The app’s alleged administrator, Jay Je Yoon Jung, 32, appeared in a Sydney court Wednesday on charges including supporting a criminal organization and benefitting from proceeds of crime.

Jung did not enter pleas or apply to be released on bail. He will remain behind bars until his case returns to court in November.

Australian police arrested 38 suspects in raids across four states in recent days while law enforcement agencies were also making arrests in Canada, Sweden, Ireland and Italy, Australian Federal Police Deputy Commissioner Ian McCartney said.

“We allege hundreds of criminals including Italian organized crime, motorcycle gang members, Middle Eastern organized crime and Korean organized crime have used Ghost in Australia and overseas to import illicit drugs and order killings,” McCartney told reporters.

Australian police had prevented 50 people from being killed, kidnapped or seriously hurt by monitoring threats among 125,000 messages and 120 video calls since March, Assistant Commissioner Kirsty Schofield said.

Police allege that Jung developed the app specifically for criminal use in 2017.

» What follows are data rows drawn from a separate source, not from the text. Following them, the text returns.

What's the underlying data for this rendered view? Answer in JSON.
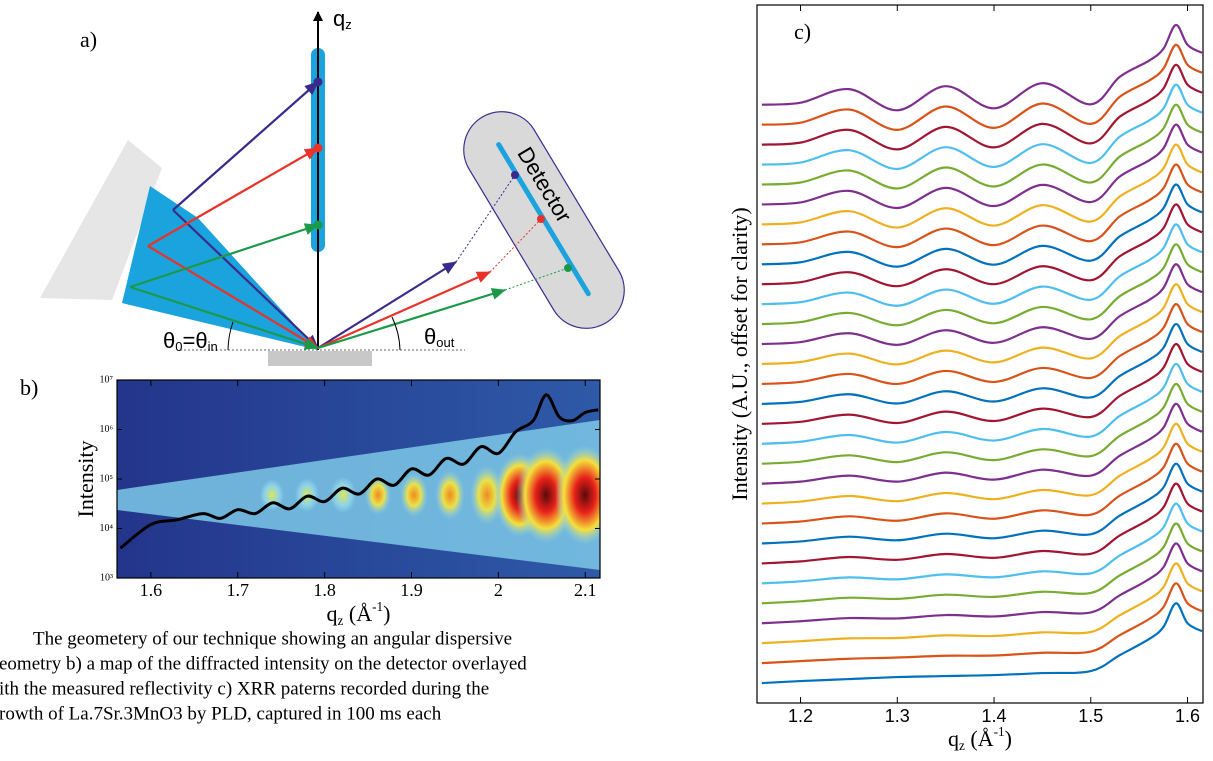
{
  "diagram": {
    "label": "a)",
    "axis_label": {
      "text": "q",
      "sub": "z"
    },
    "detector": "Detector",
    "theta_in": {
      "text": "θ",
      "sub": "0",
      "mid": "=θ",
      "sub2": "in"
    },
    "theta_out": {
      "text": "θ",
      "sub": "out"
    }
  },
  "chart_data": [
    {
      "type": "line",
      "panel_label": "b)",
      "ylabel": "Intensity",
      "xlabel": {
        "text": "q",
        "sub": "z",
        "unit": " (Å",
        "sup": "-1",
        "close": ")"
      },
      "log_y": true,
      "color": "#000000",
      "x": [
        1.565,
        1.6,
        1.63,
        1.66,
        1.68,
        1.7,
        1.72,
        1.74,
        1.76,
        1.78,
        1.8,
        1.82,
        1.84,
        1.86,
        1.88,
        1.9,
        1.92,
        1.94,
        1.96,
        1.98,
        2.0,
        2.02,
        2.04,
        2.055,
        2.07,
        2.085,
        2.1,
        2.115
      ],
      "values": [
        4000,
        12000,
        15000,
        20000,
        16000,
        24000,
        20000,
        33000,
        25000,
        45000,
        35000,
        65000,
        50000,
        100000,
        75000,
        160000,
        120000,
        260000,
        200000,
        450000,
        330000,
        900000,
        1500000,
        5000000,
        1800000,
        1500000,
        2200000,
        2500000
      ],
      "xlim": [
        1.561,
        2.117
      ],
      "xticks": [
        1.6,
        1.7,
        1.8,
        1.9,
        2,
        2.1
      ],
      "ylim": [
        1000,
        10000000
      ],
      "yticks": [
        {
          "value": 1000,
          "label": "10³"
        },
        {
          "value": 10000,
          "label": "10⁴"
        },
        {
          "value": 100000,
          "label": "10⁵"
        },
        {
          "value": 1000000,
          "label": "10⁶"
        },
        {
          "value": 10000000,
          "label": "10⁷"
        }
      ]
    },
    {
      "type": "line",
      "panel_label": "c)",
      "ylabel": "Intensity (A.U., offset for clarity)",
      "xlabel": {
        "text": "q",
        "sub": "z",
        "unit": " (Å",
        "sup": "-1",
        "close": ")"
      },
      "x": [
        1.16,
        1.2,
        1.25,
        1.3,
        1.35,
        1.4,
        1.45,
        1.5,
        1.53,
        1.56,
        1.575,
        1.588,
        1.6,
        1.615
      ],
      "xlim": [
        1.155,
        1.616
      ],
      "xticks": [
        1.2,
        1.3,
        1.4,
        1.5,
        1.6
      ],
      "ylim": [
        0,
        35
      ],
      "series": [
        {
          "color": "#0072BD",
          "values": [
            1,
            1.1,
            1.2,
            1.3,
            1.35,
            1.4,
            1.5,
            1.6,
            2.4,
            3.2,
            3.8,
            5,
            4,
            3.6
          ]
        },
        {
          "color": "#D95319",
          "values": [
            2,
            2.1,
            2.22,
            2.28,
            2.37,
            2.38,
            2.52,
            2.58,
            3.4,
            4.2,
            4.8,
            6,
            5,
            4.6
          ]
        },
        {
          "color": "#EDB120",
          "values": [
            3,
            3.1,
            3.24,
            3.26,
            3.39,
            3.36,
            3.54,
            3.56,
            4.4,
            5.2,
            5.8,
            7,
            6,
            5.6
          ]
        },
        {
          "color": "#7E2F8E",
          "values": [
            4,
            4.1,
            4.26,
            4.24,
            4.41,
            4.34,
            4.56,
            4.54,
            5.4,
            6.2,
            6.8,
            8,
            7,
            6.6
          ]
        },
        {
          "color": "#77AC30",
          "values": [
            5,
            5.1,
            5.28,
            5.22,
            5.43,
            5.32,
            5.58,
            5.52,
            6.4,
            7.2,
            7.8,
            9,
            8,
            7.6
          ]
        },
        {
          "color": "#4DBEEE",
          "values": [
            6,
            6.1,
            6.3,
            6.2,
            6.45,
            6.3,
            6.6,
            6.5,
            7.4,
            8.2,
            8.8,
            10,
            9,
            8.6
          ]
        },
        {
          "color": "#A2142F",
          "values": [
            7,
            7.1,
            7.32,
            7.18,
            7.47,
            7.28,
            7.62,
            7.48,
            8.4,
            9.2,
            9.8,
            11,
            10,
            9.6
          ]
        },
        {
          "color": "#0072BD",
          "values": [
            8,
            8.1,
            8.34,
            8.16,
            8.49,
            8.26,
            8.64,
            8.46,
            9.4,
            10.2,
            10.8,
            12,
            11,
            10.6
          ]
        },
        {
          "color": "#D95319",
          "values": [
            9,
            9.1,
            9.36,
            9.14,
            9.51,
            9.24,
            9.66,
            9.44,
            10.4,
            11.2,
            11.8,
            13,
            12,
            11.6
          ]
        },
        {
          "color": "#EDB120",
          "values": [
            10,
            10.1,
            10.38,
            10.12,
            10.53,
            10.22,
            10.68,
            10.42,
            11.4,
            12.2,
            12.8,
            14,
            13,
            12.6
          ]
        },
        {
          "color": "#7E2F8E",
          "values": [
            11,
            11.1,
            11.4,
            11.1,
            11.55,
            11.2,
            11.7,
            11.4,
            12.4,
            13.2,
            13.8,
            15,
            14,
            13.6
          ]
        },
        {
          "color": "#77AC30",
          "values": [
            12,
            12.1,
            12.42,
            12.08,
            12.57,
            12.18,
            12.72,
            12.38,
            13.4,
            14.2,
            14.8,
            16,
            15,
            14.6
          ]
        },
        {
          "color": "#4DBEEE",
          "values": [
            13,
            13.1,
            13.44,
            13.06,
            13.59,
            13.16,
            13.74,
            13.36,
            14.4,
            15.2,
            15.8,
            17,
            16,
            15.6
          ]
        },
        {
          "color": "#A2142F",
          "values": [
            14,
            14.1,
            14.46,
            14.04,
            14.61,
            14.14,
            14.76,
            14.34,
            15.4,
            16.2,
            16.8,
            18,
            17,
            16.6
          ]
        },
        {
          "color": "#0072BD",
          "values": [
            15,
            15.1,
            15.48,
            15.02,
            15.63,
            15.12,
            15.78,
            15.32,
            16.4,
            17.2,
            17.8,
            19,
            18,
            17.6
          ]
        },
        {
          "color": "#D95319",
          "values": [
            16,
            16.1,
            16.5,
            16,
            16.65,
            16.1,
            16.8,
            16.3,
            17.4,
            18.2,
            18.8,
            20,
            19,
            18.6
          ]
        },
        {
          "color": "#EDB120",
          "values": [
            17,
            17.1,
            17.52,
            16.98,
            17.67,
            17.08,
            17.82,
            17.28,
            18.4,
            19.2,
            19.8,
            21,
            20,
            19.6
          ]
        },
        {
          "color": "#7E2F8E",
          "values": [
            18,
            18.1,
            18.54,
            17.96,
            18.69,
            18.06,
            18.84,
            18.26,
            19.4,
            20.2,
            20.8,
            22,
            21,
            20.6
          ]
        },
        {
          "color": "#77AC30",
          "values": [
            19,
            19.1,
            19.56,
            18.94,
            19.71,
            19.04,
            19.86,
            19.24,
            20.4,
            21.2,
            21.8,
            23,
            22,
            21.6
          ]
        },
        {
          "color": "#4DBEEE",
          "values": [
            20,
            20.1,
            20.58,
            19.92,
            20.73,
            20.02,
            20.88,
            20.22,
            21.4,
            22.2,
            22.8,
            24,
            23,
            22.6
          ]
        },
        {
          "color": "#A2142F",
          "values": [
            21,
            21.1,
            21.6,
            20.9,
            21.75,
            21,
            21.9,
            21.2,
            22.4,
            23.2,
            23.8,
            25,
            24,
            23.6
          ]
        },
        {
          "color": "#0072BD",
          "values": [
            22,
            22.1,
            22.62,
            21.88,
            22.77,
            21.98,
            22.92,
            22.18,
            23.4,
            24.2,
            24.8,
            26,
            25,
            24.6
          ]
        },
        {
          "color": "#D95319",
          "values": [
            23,
            23.1,
            23.64,
            22.86,
            23.79,
            22.96,
            23.94,
            23.16,
            24.4,
            25.2,
            25.8,
            27,
            26,
            25.6
          ]
        },
        {
          "color": "#EDB120",
          "values": [
            24,
            24.1,
            24.66,
            23.84,
            24.81,
            23.94,
            24.96,
            24.14,
            25.4,
            26.2,
            26.8,
            28,
            27,
            26.6
          ]
        },
        {
          "color": "#7E2F8E",
          "values": [
            25,
            25.1,
            25.68,
            24.82,
            25.83,
            24.92,
            25.98,
            25.12,
            26.4,
            27.2,
            27.8,
            29,
            28,
            27.6
          ]
        },
        {
          "color": "#77AC30",
          "values": [
            26,
            26.1,
            26.7,
            25.8,
            26.85,
            25.9,
            27,
            26.1,
            27.4,
            28.2,
            28.8,
            30,
            29,
            28.6
          ]
        },
        {
          "color": "#4DBEEE",
          "values": [
            27,
            27.1,
            27.72,
            26.78,
            27.87,
            26.88,
            28.02,
            27.08,
            28.4,
            29.2,
            29.8,
            31,
            30,
            29.6
          ]
        },
        {
          "color": "#A2142F",
          "values": [
            28,
            28.1,
            28.74,
            27.76,
            28.89,
            27.86,
            29.04,
            28.06,
            29.4,
            30.2,
            30.8,
            32,
            31,
            30.6
          ]
        },
        {
          "color": "#D95319",
          "values": [
            29,
            29.1,
            29.76,
            28.74,
            29.91,
            28.84,
            30.06,
            29.04,
            30.4,
            31.2,
            31.8,
            33,
            32,
            31.6
          ]
        },
        {
          "color": "#7E2F8E",
          "values": [
            30,
            30.1,
            30.78,
            29.72,
            30.93,
            29.82,
            31.08,
            30.02,
            31.4,
            32.2,
            32.8,
            34,
            33,
            32.6
          ]
        }
      ]
    }
  ],
  "caption": [
    "The geometery of our technique showing an angular dispersive",
    "eometry  b) a map of the diffracted intensity on the detector overlayed",
    "ith the measured reflectivity  c) XRR paterns recorded during the",
    "rowth of La.7Sr.3MnO3 by PLD, captured in 100 ms each"
  ]
}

Australia joined a Europol-led global taskforce targeting Ghost in 2022.

Col. Florian Manet, who heads France’s Home Affairs Ministry National Cyber Command Technical Department, said in a statement issued by Australian police that his officers provided technical resources to the taskforce over several years that helped decrypt the communications.

McCartney said the French had “provided a foot in the door” for Australian police to decrypt Ghost communications.

Australian police technicians were able to modify software updates regularly pushed out by the administrator, McCartney said.

“In effect, we infected the devices, enabling us to access the content on Australian devices,” McCartney said, adding that the alleged administrator lived in his parents’ Sydney home and had no police record.

Jung was arrested at his home on Tuesday.

Police say Jung used a network of resellers to offer specialized handsets to criminals around the world.

The modified smartphones sold for 2,350 Australian dollars ($1,590) which included a six-month subscription to Ghost and tech support.